The figures for women attending cervical screening are going down. This is worrying. It is even worse in some minority communities. I want to take the opportunity to focus on my minority community. I am worried because I hear of instances of lesbians and bi-women being wrongly told that they do not need to go for screening and that they cannot get cervical cancer. This is not true. When someone is told that, it is not unreasonable that they might not go along and take part in a procedure which is not particularly pleasant. However, that has potentially fatal consequences. Having said that, there are other women who register really good treatment. When they have come out and been open about their sexuality, their doctors have been fine and open with them. This is a hopeful sign that we have moved on, but it should not be a matter of luck for a patient to be treated well. It should be system-wide. I commend some NHS staff who, in the absence of leadership from the top of the NHS or their professions, have tried to take matters into their own hands. They have their NHS rainbow badge initiative —100,000 of them are now wearing the badge—to give a direct indication to patients that if you happen to be LGBT it is safe to talk to them—not to everybody, but to them. I hope we shall see some more of that.

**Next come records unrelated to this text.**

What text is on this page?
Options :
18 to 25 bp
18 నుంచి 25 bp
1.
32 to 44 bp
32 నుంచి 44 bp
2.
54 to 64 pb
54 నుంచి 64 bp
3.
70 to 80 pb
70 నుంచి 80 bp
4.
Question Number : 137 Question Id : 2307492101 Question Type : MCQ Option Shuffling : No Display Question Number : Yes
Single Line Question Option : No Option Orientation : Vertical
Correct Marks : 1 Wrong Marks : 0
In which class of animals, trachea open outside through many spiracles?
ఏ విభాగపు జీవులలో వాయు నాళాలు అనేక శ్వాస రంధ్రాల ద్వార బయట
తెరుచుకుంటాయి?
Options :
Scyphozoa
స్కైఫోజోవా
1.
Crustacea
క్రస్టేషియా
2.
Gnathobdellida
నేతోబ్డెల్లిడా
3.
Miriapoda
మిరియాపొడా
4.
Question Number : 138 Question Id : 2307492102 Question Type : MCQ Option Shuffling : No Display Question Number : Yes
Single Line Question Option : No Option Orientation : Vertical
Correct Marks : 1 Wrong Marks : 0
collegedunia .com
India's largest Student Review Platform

We are very lucky to have our National Health Service and national screening but, looking at the papers that my noble friend Lady Walmsley referred to, we do not seem to allow very much for variation. In particular, we have either a national screening programme or nothing. We do not seem to be able to concentrate some of our efforts among people who are perhaps more likely to be at risk than others. For example, I think of the work Macmillan Cancer Support has done on lung cancer screening. We do not have a national lung cancer screening programme, but Macmillan Cancer Support has been trying to identify ex-smokers to try to give them check-ups and to catch cancers early. I hope that through the reorganisation and sustainable transformation projects, the NHS might get to be much cannier about the way it uses the resources it has to begin to focus them.

I will make one final point about variation. I understand that there is a new test for bowel cancer screening called FIT—faecal immunochemical test—and that it will come in in Northern Ireland in 2020 but will not come to England. Will the Minister say why, if in Northern Ireland it has been identified as a more accurate test, it is not being rolled out here? We have a national service; we could use the resources in it in a far more targeted way to greater effect.